Palm ends at two-week low on weaker rival oils, posts third weekly drop
Malaysian palm oil futures ended at a two-week low on Friday, posting their third straight weekly drop, hit by weaker rival edible oils and poor import margins in key markets hurting demand.
The benchmark palm oil contract for December delivery on the Bursa Malaysia Derivatives Exchange closed down 74 ringgit, or 1.7%, at 4,255 ringgit ($1,020.38) a tonne, its lowest closing since Sept. 2. Palm fell 0.54% for the week.
The decline was due to a bearish momentum in global vegetable oils and top consumer India’s hike in fortnightly import tariffs, making palm less competitive against sunflower and canola oils, said Anilkumar Bagani, research head of Mumbai-based vegetable oils broker Sunvin Group.

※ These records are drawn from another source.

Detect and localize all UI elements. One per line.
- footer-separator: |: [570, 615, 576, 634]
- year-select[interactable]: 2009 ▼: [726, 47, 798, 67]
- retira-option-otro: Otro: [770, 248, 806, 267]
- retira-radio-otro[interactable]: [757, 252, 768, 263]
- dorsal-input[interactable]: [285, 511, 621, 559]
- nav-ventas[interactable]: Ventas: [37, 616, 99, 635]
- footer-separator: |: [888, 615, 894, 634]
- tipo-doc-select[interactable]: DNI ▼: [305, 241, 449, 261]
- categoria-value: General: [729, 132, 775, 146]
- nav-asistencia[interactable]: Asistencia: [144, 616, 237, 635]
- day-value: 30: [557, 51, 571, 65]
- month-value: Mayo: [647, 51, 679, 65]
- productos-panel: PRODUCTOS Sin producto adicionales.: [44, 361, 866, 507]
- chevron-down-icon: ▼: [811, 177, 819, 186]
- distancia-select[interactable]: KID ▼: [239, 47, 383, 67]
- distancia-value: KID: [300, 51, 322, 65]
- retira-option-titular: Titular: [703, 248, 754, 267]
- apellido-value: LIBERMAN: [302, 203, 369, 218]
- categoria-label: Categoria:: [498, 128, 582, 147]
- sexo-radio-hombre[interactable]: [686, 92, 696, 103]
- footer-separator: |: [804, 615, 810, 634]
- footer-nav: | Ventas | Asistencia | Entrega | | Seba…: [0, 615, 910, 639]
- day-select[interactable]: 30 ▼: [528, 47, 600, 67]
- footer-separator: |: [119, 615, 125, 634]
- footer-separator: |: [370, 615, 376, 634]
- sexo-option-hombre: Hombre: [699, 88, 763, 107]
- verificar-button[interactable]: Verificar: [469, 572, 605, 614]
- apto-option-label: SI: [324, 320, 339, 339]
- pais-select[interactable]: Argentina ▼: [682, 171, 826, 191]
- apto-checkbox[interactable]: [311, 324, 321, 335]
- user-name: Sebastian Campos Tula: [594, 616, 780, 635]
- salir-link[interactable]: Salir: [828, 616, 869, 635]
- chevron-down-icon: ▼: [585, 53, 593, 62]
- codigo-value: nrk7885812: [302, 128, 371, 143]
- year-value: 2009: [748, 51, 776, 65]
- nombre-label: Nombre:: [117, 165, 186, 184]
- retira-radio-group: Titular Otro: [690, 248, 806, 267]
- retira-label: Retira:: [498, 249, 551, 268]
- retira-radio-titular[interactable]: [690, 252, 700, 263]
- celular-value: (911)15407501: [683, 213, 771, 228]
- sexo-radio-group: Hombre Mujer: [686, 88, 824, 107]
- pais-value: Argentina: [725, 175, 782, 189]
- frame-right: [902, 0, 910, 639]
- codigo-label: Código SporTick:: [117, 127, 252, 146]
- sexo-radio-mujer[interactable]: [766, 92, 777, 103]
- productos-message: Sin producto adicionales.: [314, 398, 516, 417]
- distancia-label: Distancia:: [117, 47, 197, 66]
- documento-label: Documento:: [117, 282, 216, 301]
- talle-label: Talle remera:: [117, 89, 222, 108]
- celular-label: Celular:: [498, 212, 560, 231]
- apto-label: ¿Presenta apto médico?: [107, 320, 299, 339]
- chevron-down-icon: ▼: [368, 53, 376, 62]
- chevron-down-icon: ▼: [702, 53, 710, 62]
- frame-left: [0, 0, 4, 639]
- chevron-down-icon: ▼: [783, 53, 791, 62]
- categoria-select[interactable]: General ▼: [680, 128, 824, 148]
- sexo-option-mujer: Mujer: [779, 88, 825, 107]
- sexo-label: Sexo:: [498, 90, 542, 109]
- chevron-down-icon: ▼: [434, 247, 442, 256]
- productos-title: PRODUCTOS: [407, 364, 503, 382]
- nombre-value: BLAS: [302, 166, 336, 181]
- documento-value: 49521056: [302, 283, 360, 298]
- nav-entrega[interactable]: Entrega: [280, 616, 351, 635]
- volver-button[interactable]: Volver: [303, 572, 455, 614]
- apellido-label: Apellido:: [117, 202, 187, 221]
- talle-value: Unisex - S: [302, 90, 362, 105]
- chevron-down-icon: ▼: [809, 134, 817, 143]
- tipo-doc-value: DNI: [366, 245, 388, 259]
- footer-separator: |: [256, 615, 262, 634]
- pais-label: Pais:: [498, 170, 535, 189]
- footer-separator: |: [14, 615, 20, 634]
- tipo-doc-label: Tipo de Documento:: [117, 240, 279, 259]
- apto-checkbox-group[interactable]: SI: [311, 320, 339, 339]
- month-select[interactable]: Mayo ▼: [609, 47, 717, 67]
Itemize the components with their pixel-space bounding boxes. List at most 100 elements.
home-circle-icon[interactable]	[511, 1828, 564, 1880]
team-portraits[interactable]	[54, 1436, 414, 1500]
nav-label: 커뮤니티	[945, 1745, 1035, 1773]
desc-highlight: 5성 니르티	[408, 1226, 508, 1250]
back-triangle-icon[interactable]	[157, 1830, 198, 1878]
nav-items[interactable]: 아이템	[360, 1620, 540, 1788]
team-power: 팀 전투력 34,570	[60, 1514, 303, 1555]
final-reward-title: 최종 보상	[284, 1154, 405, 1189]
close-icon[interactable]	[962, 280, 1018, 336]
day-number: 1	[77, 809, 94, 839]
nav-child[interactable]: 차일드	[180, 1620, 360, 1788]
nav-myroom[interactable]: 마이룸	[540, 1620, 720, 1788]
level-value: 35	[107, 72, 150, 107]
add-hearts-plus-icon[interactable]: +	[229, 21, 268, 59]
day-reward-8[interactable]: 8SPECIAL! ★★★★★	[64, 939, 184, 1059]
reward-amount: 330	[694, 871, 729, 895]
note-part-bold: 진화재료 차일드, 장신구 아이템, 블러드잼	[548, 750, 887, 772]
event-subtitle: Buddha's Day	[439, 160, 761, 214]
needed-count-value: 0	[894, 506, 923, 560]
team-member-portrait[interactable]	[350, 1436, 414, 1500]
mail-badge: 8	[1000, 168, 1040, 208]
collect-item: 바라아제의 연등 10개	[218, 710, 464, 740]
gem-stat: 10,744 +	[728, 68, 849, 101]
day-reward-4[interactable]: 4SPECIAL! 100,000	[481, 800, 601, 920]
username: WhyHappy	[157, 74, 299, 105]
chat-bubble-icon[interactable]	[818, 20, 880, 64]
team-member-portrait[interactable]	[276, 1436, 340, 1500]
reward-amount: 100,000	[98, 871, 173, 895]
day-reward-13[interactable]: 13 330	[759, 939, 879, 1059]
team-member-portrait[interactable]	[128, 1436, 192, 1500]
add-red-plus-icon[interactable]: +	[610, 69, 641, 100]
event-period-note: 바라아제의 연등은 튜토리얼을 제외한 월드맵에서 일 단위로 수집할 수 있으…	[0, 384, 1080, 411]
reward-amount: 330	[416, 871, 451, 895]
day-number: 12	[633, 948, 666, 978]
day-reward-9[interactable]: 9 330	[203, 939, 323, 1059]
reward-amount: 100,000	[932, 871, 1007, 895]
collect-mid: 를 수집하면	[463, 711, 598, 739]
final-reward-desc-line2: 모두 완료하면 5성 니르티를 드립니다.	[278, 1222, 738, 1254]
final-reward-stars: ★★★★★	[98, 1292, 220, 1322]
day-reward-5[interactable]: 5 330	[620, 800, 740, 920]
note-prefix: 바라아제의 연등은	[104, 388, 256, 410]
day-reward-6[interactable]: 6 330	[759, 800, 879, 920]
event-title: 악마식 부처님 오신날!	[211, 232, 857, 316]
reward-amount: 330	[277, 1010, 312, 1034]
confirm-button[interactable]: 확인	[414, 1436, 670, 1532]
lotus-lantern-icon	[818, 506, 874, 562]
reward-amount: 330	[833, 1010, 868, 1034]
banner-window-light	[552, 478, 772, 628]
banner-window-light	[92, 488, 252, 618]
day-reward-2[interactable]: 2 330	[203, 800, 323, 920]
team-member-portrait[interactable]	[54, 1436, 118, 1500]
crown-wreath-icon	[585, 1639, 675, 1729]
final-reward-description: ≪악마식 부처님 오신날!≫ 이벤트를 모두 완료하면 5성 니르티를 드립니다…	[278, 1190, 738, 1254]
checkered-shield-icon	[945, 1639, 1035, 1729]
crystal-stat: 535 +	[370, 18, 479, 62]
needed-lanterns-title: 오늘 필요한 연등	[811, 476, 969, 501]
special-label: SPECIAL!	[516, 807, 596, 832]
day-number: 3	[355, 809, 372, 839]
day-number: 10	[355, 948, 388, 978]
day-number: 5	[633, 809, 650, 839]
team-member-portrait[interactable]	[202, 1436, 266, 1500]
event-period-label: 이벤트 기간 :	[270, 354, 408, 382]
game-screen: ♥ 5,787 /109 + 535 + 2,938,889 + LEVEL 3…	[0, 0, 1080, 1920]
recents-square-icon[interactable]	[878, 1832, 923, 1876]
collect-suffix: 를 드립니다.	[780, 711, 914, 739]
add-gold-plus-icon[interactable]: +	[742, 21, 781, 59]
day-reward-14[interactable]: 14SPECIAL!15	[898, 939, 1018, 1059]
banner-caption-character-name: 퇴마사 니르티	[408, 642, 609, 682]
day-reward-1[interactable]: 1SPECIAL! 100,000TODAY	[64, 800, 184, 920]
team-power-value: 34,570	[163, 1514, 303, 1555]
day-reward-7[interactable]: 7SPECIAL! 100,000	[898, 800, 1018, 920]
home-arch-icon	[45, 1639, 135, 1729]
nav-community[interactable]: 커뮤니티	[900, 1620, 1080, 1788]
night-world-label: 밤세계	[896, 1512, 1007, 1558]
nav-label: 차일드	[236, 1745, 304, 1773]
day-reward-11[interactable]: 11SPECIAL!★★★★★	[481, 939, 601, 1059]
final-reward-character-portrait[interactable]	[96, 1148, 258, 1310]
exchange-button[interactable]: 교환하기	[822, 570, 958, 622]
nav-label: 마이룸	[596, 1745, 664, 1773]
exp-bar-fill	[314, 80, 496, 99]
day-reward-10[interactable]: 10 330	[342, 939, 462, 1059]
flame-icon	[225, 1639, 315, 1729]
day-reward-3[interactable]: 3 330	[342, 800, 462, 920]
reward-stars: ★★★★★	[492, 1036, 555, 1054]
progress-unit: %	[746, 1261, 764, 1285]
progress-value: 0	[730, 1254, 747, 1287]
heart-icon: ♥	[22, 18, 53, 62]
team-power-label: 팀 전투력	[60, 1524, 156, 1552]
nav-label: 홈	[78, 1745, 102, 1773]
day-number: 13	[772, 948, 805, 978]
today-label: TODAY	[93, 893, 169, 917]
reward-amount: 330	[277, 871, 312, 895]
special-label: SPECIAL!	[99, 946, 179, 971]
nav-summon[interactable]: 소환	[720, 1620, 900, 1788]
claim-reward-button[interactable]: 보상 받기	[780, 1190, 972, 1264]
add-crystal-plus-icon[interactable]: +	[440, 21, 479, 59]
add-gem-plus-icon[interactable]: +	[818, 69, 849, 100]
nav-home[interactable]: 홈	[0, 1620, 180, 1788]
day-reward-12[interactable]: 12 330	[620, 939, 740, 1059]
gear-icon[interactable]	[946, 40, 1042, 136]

“Given the heavy selloff in Bursa Malaysia today and overall downward correction in global vegetable oil complex, we expect importers to stay away from palm oil buying for the time-being.”
Soyoil prices were down 0.6% on the Chicago Board of Trade BOcv1. Dalian’s most-active soyoil contract DBYcv1 fell 2.5%, while its palm oil contract DCPcv1 eased 3.9%.
The Chinese market was quiet amid negative import margins and ahead of long holidays, Bagani said. The Dalian will be closed from Saturday and will resume trade on Wednesday.
Palm oil is affected by price movements in related oils as they compete for a share in the global vegetable oils market.
The Malaysian Human Resources Ministry said in a statement on Thursday that it has approved the entry of 32,000 foreign workers for the entire plantation industry, raising hopes that it would help alleviate a labour shortage that has hurt palm oil production.
“In Indonesia, traders are estimating slower palm oil production growth in remaining 2021 period, but we believe the lower production pace has been priced in and the lower biodiesel production numbers are bearish for the market,” Bagani said.